Toutes les langues reposent en fait sur une seule grammaire universelle, et la structure des langues que l'homme est susceptible de parler est limitée. Pourquoi ? Parce que nous sommes conditionnés par notre patrimoine génétique. « Notre biologie ne nous permet pas de produire ou de combiner n'importe quel sons, car le langage est le produit de notre évolution naturelle ».
De même, en l'état actuel de nos connaissances, rien ne permet de croire qu'un mode de pensée puisse être influencé par la langue. Aucune langue ne semble conduire à un comportement particulier.

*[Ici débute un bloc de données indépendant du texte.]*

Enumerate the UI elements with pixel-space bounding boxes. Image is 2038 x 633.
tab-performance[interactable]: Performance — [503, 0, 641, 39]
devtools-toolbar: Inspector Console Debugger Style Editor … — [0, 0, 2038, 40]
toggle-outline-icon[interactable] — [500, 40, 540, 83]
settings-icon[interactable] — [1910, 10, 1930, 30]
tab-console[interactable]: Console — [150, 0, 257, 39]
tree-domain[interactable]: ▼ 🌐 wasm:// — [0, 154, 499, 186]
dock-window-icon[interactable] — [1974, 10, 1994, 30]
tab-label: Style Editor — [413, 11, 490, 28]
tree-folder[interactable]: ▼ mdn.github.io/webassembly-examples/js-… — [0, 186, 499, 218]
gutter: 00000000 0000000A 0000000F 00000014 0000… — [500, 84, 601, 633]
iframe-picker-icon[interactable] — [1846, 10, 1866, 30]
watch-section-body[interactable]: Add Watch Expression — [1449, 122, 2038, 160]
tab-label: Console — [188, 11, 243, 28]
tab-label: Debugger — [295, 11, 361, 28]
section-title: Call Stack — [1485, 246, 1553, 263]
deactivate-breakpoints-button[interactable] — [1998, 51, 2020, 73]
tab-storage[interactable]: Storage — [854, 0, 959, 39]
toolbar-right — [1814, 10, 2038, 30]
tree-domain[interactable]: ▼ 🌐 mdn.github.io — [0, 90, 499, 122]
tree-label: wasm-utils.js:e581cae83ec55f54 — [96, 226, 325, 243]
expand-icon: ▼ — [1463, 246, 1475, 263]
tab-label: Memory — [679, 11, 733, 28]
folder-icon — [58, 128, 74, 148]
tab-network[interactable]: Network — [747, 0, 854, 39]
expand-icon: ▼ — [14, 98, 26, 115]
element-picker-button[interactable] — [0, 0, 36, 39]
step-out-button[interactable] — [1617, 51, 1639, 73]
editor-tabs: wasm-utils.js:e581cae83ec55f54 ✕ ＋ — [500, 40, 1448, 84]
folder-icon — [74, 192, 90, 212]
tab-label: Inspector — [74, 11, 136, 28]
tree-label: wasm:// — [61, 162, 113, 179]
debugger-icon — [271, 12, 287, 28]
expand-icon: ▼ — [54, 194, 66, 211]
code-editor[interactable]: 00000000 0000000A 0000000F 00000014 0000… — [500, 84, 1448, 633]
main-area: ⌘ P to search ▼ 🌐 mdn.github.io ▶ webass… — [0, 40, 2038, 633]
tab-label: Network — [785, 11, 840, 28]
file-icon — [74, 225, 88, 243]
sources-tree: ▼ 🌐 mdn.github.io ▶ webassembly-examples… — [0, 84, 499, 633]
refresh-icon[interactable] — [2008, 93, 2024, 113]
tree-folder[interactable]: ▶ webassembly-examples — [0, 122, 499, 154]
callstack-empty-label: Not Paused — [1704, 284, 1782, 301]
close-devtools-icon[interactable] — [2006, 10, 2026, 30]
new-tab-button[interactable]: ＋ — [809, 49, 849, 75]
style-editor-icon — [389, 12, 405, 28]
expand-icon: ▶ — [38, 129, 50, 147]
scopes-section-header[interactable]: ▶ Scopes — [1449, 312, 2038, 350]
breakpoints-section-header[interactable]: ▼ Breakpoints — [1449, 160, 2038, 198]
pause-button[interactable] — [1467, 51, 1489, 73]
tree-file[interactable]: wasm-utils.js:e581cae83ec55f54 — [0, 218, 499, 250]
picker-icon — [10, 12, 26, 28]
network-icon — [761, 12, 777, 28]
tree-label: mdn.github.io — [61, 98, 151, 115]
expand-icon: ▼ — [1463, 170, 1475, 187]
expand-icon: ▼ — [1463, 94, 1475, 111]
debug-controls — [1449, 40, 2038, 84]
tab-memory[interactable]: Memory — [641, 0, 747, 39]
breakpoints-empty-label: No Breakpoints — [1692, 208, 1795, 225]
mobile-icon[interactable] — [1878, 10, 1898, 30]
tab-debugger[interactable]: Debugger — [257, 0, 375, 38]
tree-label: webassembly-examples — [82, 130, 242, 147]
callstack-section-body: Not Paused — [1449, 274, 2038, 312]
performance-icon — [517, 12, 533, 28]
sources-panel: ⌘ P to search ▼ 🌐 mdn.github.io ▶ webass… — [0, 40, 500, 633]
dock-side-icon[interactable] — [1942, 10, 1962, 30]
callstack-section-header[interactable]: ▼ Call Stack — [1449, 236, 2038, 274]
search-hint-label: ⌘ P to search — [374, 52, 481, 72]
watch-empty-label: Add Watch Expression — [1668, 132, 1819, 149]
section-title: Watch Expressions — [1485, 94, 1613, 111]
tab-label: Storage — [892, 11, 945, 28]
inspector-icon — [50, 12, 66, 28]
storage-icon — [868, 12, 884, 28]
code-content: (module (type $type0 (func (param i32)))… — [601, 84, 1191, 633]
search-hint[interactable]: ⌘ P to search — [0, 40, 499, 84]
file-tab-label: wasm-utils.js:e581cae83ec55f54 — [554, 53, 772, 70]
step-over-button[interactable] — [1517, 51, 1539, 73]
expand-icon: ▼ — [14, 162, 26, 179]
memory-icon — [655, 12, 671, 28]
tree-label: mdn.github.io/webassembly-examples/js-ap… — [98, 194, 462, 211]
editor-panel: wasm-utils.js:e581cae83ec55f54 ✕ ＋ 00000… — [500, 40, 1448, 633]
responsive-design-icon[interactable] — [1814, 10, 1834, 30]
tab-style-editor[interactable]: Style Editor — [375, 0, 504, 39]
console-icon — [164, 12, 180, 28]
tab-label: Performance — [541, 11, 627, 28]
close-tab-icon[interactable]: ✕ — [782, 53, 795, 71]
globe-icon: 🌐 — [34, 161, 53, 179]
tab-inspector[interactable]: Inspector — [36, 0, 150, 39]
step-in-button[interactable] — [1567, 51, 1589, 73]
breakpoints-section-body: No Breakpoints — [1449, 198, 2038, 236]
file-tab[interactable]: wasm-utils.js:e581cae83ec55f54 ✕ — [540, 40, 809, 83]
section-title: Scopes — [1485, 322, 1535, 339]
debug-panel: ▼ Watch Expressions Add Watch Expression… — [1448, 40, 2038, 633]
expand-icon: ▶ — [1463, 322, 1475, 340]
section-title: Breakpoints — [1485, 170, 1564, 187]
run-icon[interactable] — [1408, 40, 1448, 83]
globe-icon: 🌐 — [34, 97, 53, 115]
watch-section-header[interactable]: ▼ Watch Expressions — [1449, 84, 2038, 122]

On ne peut pas dire non plus que certaines langues soient particulièrement difficiles. Le japonais, par exemple, ne présente aucun caractère inusuel, et ses structures sont semblables à celles des langues européennes. Un enfant japonais apprend sa langue avec la même dextérité qu'un enfant français la sienne, sans qu'on puisse dire que l'un est plus capable ou plus intelligent que l'autre. Si, d'aventure, une langue devenait trop complexe, les enfants élimineraient cette complexité, car ce sont eux qui recréent la langue à chaque génération. Aucune langue, précise encore Chomsky, ne peut évoluer au point de devenir trop difficile pour qu'un enfant l'apprenne, sinon cette langue disparaîtrait en tant que telle au bout d'une génération. C'est pourquoi aucune langue n'est plus compliquée qu'une autre, et aucune n'évolue vers plus de complexité.